Current account deficit still wide; a relatively high interest rate environment is also a tactic to combat the current account deficit as domestic purchasing power weakens hence imports should be curtailed (the current account deficit signals that Indonesia is spending more on international trade than is earning from it). Although Indonesia’s current account deficit improved to 1.8 percent of gross domestic product (GDP) in Q1-2015 (a USD $3.8 billion deficit in absolute terms), the central bank still expects that the full-year deficit will be about 3 percent of GDP. The 3 percent of GDP deficit is widely regarded as the boundary between a sustainable and unsustainable current account deficit. A wide deficit is also reason for investors to quickly dump the country’s assets in times of economic turmoil. The higher the deficit, the more capital outflows from Indonesia can emerge. As such it is important for the country to limit the current account deficit ahead of further looming monetary tightening in the USA (higher US interest rates) as it can limit the amount of capital outflows.

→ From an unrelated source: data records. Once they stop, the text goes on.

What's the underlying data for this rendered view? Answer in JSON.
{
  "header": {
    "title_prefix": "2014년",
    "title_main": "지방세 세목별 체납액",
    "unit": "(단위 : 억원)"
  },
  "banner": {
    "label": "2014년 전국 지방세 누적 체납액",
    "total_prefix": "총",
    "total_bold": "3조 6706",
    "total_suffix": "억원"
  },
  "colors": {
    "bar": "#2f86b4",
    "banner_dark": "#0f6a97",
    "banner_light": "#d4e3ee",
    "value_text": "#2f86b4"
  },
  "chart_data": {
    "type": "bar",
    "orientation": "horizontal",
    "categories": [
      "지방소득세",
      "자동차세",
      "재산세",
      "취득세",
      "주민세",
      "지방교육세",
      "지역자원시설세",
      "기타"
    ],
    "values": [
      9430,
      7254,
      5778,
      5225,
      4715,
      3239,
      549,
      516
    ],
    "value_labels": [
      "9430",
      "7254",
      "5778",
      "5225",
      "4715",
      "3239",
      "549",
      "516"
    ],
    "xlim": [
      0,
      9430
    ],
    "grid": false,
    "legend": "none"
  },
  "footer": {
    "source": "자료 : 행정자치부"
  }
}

Depreciating rupiah; the Indonesian rupiah has been one of the worst performing Asian currencies so far in 2015 (against the US dollar) and a BI rate cut will put more depreciating pressures on the rupiah. Since the start of 2015, Indonesia’s currency weakened about 5.5 percent against the greenback. Since the US Federal Reserve started to tighten its monetary policy (scrapping the quantitative easing program) there has been bullish US dollar momentum worldwide. High currency volatility has continued into 2015 as markets are unsure when the Federal Reserve will continue to tighten its monetary approach. At this moment many analysts expect to see higher US interest rates in September. However, this move is US data-dependent and due to mixed US macroeconomic data uncertainty about the exact timing of the Fed Fund Rate hike remains.

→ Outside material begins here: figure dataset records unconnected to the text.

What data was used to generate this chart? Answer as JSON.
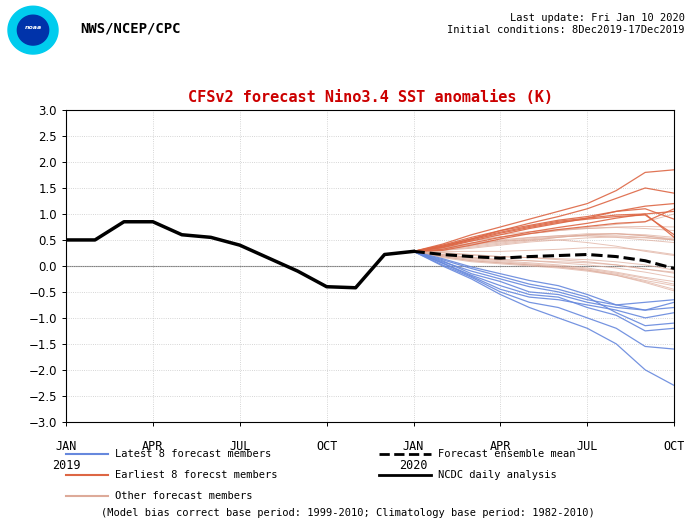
{
  "title": "CFSv2 forecast Nino3.4 SST anomalies (K)",
  "title_color": "#cc0000",
  "header_text": "NWS/NCEP/CPC",
  "update_text": "Last update: Fri Jan 10 2020",
  "init_text": "Initial conditions: 8Dec2019-17Dec2019",
  "footnote": "(Model bias correct base period: 1999-2010; Climatology base period: 1982-2010)",
  "ylim": [
    -3,
    3
  ],
  "yticks": [
    -3,
    -2.5,
    -2,
    -1.5,
    -1,
    -0.5,
    0,
    0.5,
    1,
    1.5,
    2,
    2.5,
    3
  ],
  "background_color": "#ffffff",
  "grid_color": "#c8c8c8",
  "ncdc_x": [
    0,
    1,
    2,
    3,
    4,
    5,
    6,
    7,
    8,
    9,
    10,
    11,
    12
  ],
  "ncdc_y": [
    0.5,
    0.5,
    0.85,
    0.85,
    0.6,
    0.55,
    0.4,
    0.15,
    -0.1,
    -0.4,
    -0.42,
    0.22,
    0.28
  ],
  "ensemble_mean_x": [
    12,
    13,
    14,
    15,
    16,
    17,
    18,
    19,
    20,
    21
  ],
  "ensemble_mean_y": [
    0.28,
    0.22,
    0.18,
    0.15,
    0.18,
    0.2,
    0.22,
    0.18,
    0.1,
    -0.05
  ],
  "latest8_x": [
    12,
    13,
    14,
    15,
    16,
    17,
    18,
    19,
    20,
    21
  ],
  "latest8_members": [
    [
      0.28,
      0.1,
      -0.15,
      -0.3,
      -0.5,
      -0.55,
      -0.7,
      -0.8,
      -0.85,
      -0.7
    ],
    [
      0.28,
      0.05,
      -0.2,
      -0.45,
      -0.6,
      -0.65,
      -0.75,
      -0.85,
      -1.0,
      -0.9
    ],
    [
      0.28,
      0.08,
      -0.1,
      -0.25,
      -0.4,
      -0.5,
      -0.65,
      -0.75,
      -0.7,
      -0.65
    ],
    [
      0.28,
      0.12,
      -0.05,
      -0.2,
      -0.35,
      -0.45,
      -0.6,
      -0.9,
      -1.15,
      -1.1
    ],
    [
      0.28,
      0.06,
      -0.18,
      -0.38,
      -0.55,
      -0.6,
      -0.8,
      -0.95,
      -1.25,
      -1.2
    ],
    [
      0.28,
      0.02,
      -0.22,
      -0.5,
      -0.7,
      -0.8,
      -1.0,
      -1.2,
      -1.55,
      -1.6
    ],
    [
      0.28,
      0.14,
      -0.02,
      -0.15,
      -0.28,
      -0.38,
      -0.55,
      -0.75,
      -0.85,
      -0.8
    ],
    [
      0.28,
      0.0,
      -0.25,
      -0.55,
      -0.8,
      -1.0,
      -1.2,
      -1.5,
      -2.0,
      -2.3
    ]
  ],
  "earliest8_x": [
    12,
    13,
    14,
    15,
    16,
    17,
    18,
    19,
    20,
    21
  ],
  "earliest8_members": [
    [
      0.28,
      0.42,
      0.6,
      0.75,
      0.9,
      1.05,
      1.2,
      1.45,
      1.8,
      1.85
    ],
    [
      0.28,
      0.38,
      0.52,
      0.68,
      0.82,
      0.95,
      1.1,
      1.3,
      1.5,
      1.4
    ],
    [
      0.28,
      0.35,
      0.48,
      0.6,
      0.72,
      0.82,
      0.92,
      1.05,
      1.15,
      1.2
    ],
    [
      0.28,
      0.32,
      0.44,
      0.55,
      0.65,
      0.74,
      0.82,
      0.92,
      1.0,
      1.05
    ],
    [
      0.28,
      0.4,
      0.55,
      0.68,
      0.78,
      0.88,
      0.95,
      1.05,
      1.1,
      0.9
    ],
    [
      0.28,
      0.36,
      0.5,
      0.63,
      0.74,
      0.84,
      0.9,
      0.95,
      0.98,
      0.6
    ],
    [
      0.28,
      0.38,
      0.52,
      0.65,
      0.76,
      0.86,
      0.92,
      0.98,
      1.0,
      0.55
    ],
    [
      0.28,
      0.3,
      0.4,
      0.52,
      0.62,
      0.7,
      0.76,
      0.82,
      0.85,
      1.1
    ]
  ],
  "other_x": [
    12,
    13,
    14,
    15,
    16,
    17,
    18,
    19,
    20,
    21
  ],
  "other_members": [
    [
      0.28,
      0.3,
      0.36,
      0.42,
      0.48,
      0.55,
      0.6,
      0.62,
      0.6,
      0.55
    ],
    [
      0.28,
      0.34,
      0.42,
      0.48,
      0.5,
      0.5,
      0.45,
      0.38,
      0.28,
      0.2
    ],
    [
      0.28,
      0.25,
      0.2,
      0.18,
      0.16,
      0.12,
      0.08,
      0.02,
      -0.06,
      -0.12
    ],
    [
      0.28,
      0.32,
      0.38,
      0.44,
      0.5,
      0.55,
      0.6,
      0.62,
      0.58,
      0.52
    ],
    [
      0.28,
      0.2,
      0.14,
      0.1,
      0.06,
      0.02,
      -0.04,
      -0.12,
      -0.22,
      -0.3
    ],
    [
      0.28,
      0.36,
      0.44,
      0.5,
      0.55,
      0.58,
      0.58,
      0.55,
      0.5,
      0.45
    ],
    [
      0.28,
      0.26,
      0.22,
      0.18,
      0.16,
      0.14,
      0.12,
      0.08,
      0.02,
      -0.08
    ],
    [
      0.28,
      0.33,
      0.4,
      0.46,
      0.52,
      0.56,
      0.58,
      0.58,
      0.55,
      0.5
    ],
    [
      0.28,
      0.18,
      0.1,
      0.06,
      0.02,
      -0.02,
      -0.08,
      -0.16,
      -0.28,
      -0.38
    ],
    [
      0.28,
      0.28,
      0.28,
      0.28,
      0.3,
      0.32,
      0.35,
      0.35,
      0.3,
      0.22
    ],
    [
      0.28,
      0.35,
      0.42,
      0.48,
      0.54,
      0.58,
      0.62,
      0.62,
      0.58,
      0.5
    ],
    [
      0.28,
      0.22,
      0.16,
      0.12,
      0.1,
      0.08,
      0.06,
      0.02,
      -0.06,
      -0.14
    ],
    [
      0.28,
      0.38,
      0.48,
      0.56,
      0.62,
      0.68,
      0.74,
      0.8,
      0.85,
      1.0
    ],
    [
      0.28,
      0.2,
      0.12,
      0.08,
      0.04,
      0.0,
      -0.06,
      -0.14,
      -0.24,
      -0.35
    ],
    [
      0.28,
      0.38,
      0.48,
      0.56,
      0.62,
      0.68,
      0.72,
      0.75,
      0.76,
      0.75
    ],
    [
      0.28,
      0.16,
      0.08,
      0.04,
      0.0,
      -0.04,
      -0.1,
      -0.18,
      -0.3,
      -0.45
    ],
    [
      0.28,
      0.3,
      0.34,
      0.4,
      0.46,
      0.5,
      0.54,
      0.56,
      0.54,
      0.5
    ],
    [
      0.28,
      0.22,
      0.16,
      0.12,
      0.1,
      0.06,
      0.02,
      -0.04,
      -0.12,
      -0.22
    ],
    [
      0.28,
      0.4,
      0.52,
      0.6,
      0.66,
      0.7,
      0.72,
      0.74,
      0.72,
      0.68
    ],
    [
      0.28,
      0.18,
      0.1,
      0.06,
      0.02,
      -0.02,
      -0.08,
      -0.18,
      -0.32,
      -0.48
    ]
  ],
  "xtick_positions": [
    0,
    3,
    6,
    9,
    12,
    15,
    18,
    21
  ],
  "xtick_labels_line1": [
    "JAN",
    "APR",
    "JUL",
    "OCT",
    "JAN",
    "APR",
    "JUL",
    "OCT"
  ],
  "xtick_labels_line2": [
    "2019",
    "",
    "",
    "",
    "2020",
    "",
    "",
    ""
  ],
  "legend_blue_color": "#6688dd",
  "legend_red_color": "#dd6644",
  "legend_pink_color": "#ddaa99",
  "ensemble_color": "#000000",
  "ncdc_color": "#000000"
}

Bank Indonesia's benchmark rupiah rate (Jakarta Interbank Spot Dollar Rate, abbreviated JISDOR) depreciated 0.51 percent to IDR 13,183 per US dollar on Tuesday (19/05).

Indonesian Rupiah versus US Dollar (JISDOR):

| Source: Bank Indonesia

In the preceding Board of Governor’s Meeting, Bank Indonesia maintained its BI rate at 7.50 percent, the deposit facility rate at 5.50 percent and lending facility rate at 8.00 percent.

Lastly, the central bank has other strategies to increase liquidity in the financial markets (other than cutting its benchmark interest rate). Previously Bank Indonesia stated that it may relax the loan to deposit ratio (LTD ratio) which means that banks’ credit growth has more opportunity to increase.